Hoewel [huurder 2] niet meer woonachtig is in de woning staat hij nog wel als huurder op de huurovereenkomst vermeld. Niet is gebleken dat hij die overeenkomst deugdelijk heeft opgezegd en WonenBreburg heeft daardoor op goede gronden [huurder 2] in rechte betrokken. Daarom zal de hoofdelijke veroordeling ten aanzien van de buitengerechtelijke incassokosten worden toegewezen.
Proceskosten
5.10.
In deze procedure is [huurder 1] in het ongelijk gesteld en [huurder 2] is deels in het ongelijk gesteld. Om dezelfde reden als vermeld in overweging 5.9 moeten [huurder 1] en [huurder 2] de proceskosten (inclusief nakosten) betalen.

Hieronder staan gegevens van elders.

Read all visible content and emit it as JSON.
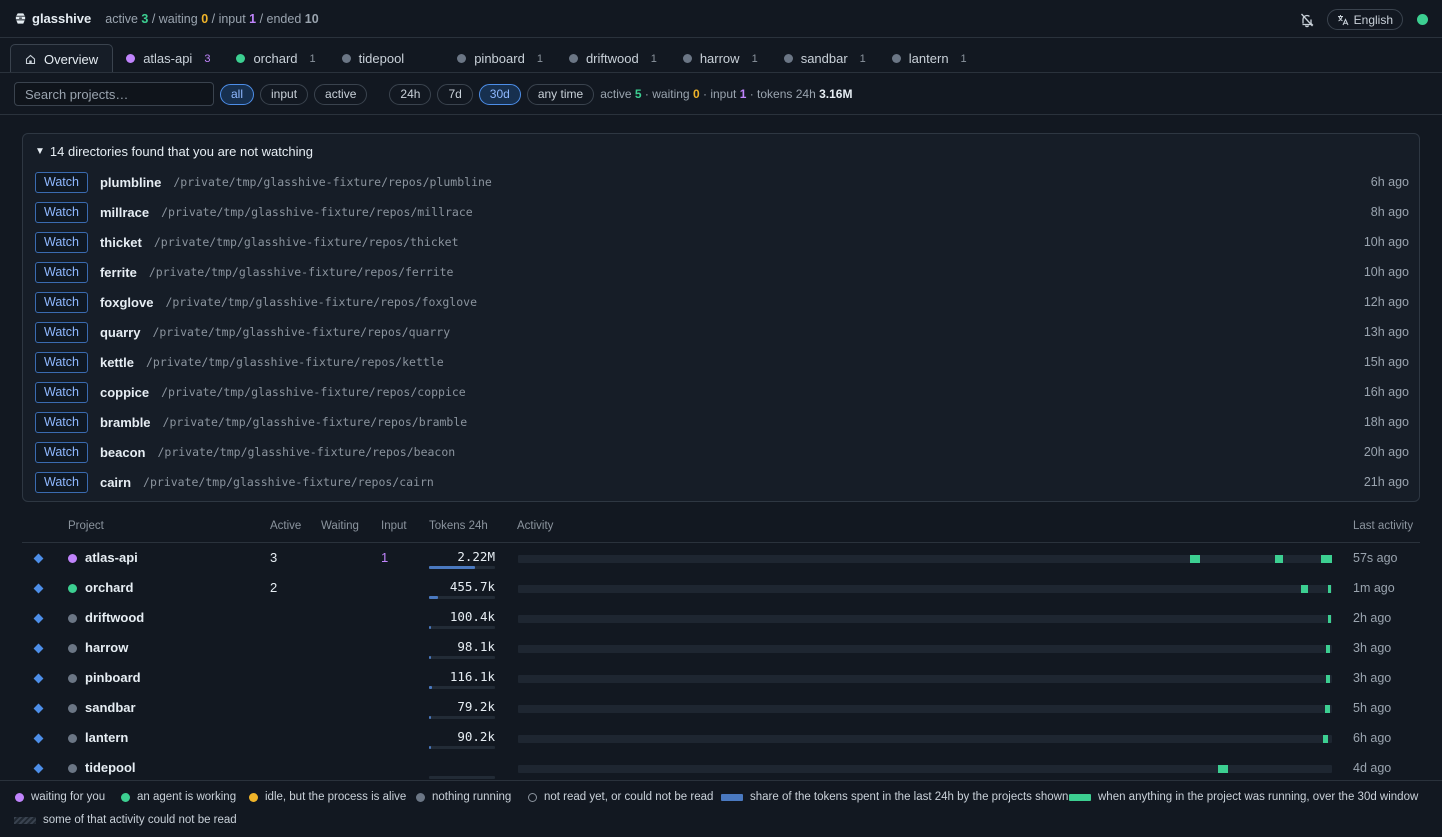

Die proceskosten van WonenBreburg worden begroot op:
  • kosten van dagvaarding € 274,78 (2 exploten x € 137,39)
  • griffierecht € 372,00
  • salaris gemachtigde € 408,00 (2 punten x € 204,00)
  • nakosten € 102,00
____________
Totaal: € 1.156,78

6.De beslissing

De kantonrechter
6.1.
ontbindt met ingang van de dag na heden de huurovereenkomst tussen partijen,
6.2.
veroordeelt [huurder 1] om het gehuurde binnen veertien dagen na betekening van dit vonnis met alle zich daarin bevindende personen en zaken – voor zover die eigendom zijn van [huurder 1] – te verlaten en te ontruimen en vervolgens ontruimd en verlaten te houden en onder overgave van de sleutels en hetgeen verder behoort, ter vrije en algehele beschikking van WonenBreburg te stellen,
6.3.
veroordeelt [huurder 1] om aan WonenBreburg te betalen:
- een bedrag van € 1.733,94 aan huurachterstand, verschenen rente van € 69,86 tot 21 mei 2024, te vermeerderen met de wettelijke rente over € 1.733,94, te berekenen vanaf 22 mei 2024 tot volledige betaling daarvan, en met inachtneming van tussentijdse betalingen,
- een bedrag van € 577,44, of zoveel hoger als bij een wettelijke huurverhoging is toegelaten, voor elke maand vanaf juni 2024 dat [huurder 1] het gehuurde in gebruik houdt,
6.4.
veroordeelt [huurder 1] en [huurder 2] hoofdelijk, en wel zo dat wanneer de een betaalt, de ander zal zijn bevrijd, om aan WonenBreburg te betalen een bedrag van € 209,54 aan buitengerechtelijke incassokosten,
6.5.
veroordeelt [huurder 1] en [huurder 2] hoofdelijk, en wel zo dat wanneer de een betaalt, de ander zal zijn bevrijd, in de proceskosten van € 1.156,78, te betalen binnen veertien dagen na aanschrijving daartoe, te vermeerderen met de kosten van betekening als [huurder 1] niet tijdig aan de veroordelingen voldoet en het vonnis daarna wordt betekend,
6.6.
verklaart dit vonnis tot zover uitvoerbaar bij voorraad,
6.7.
wijst het meer of anders gevorderde af.
Dit vonnis is gewezen door mr. Rouwen en in het openbaar uitgesproken op 13 november 2024.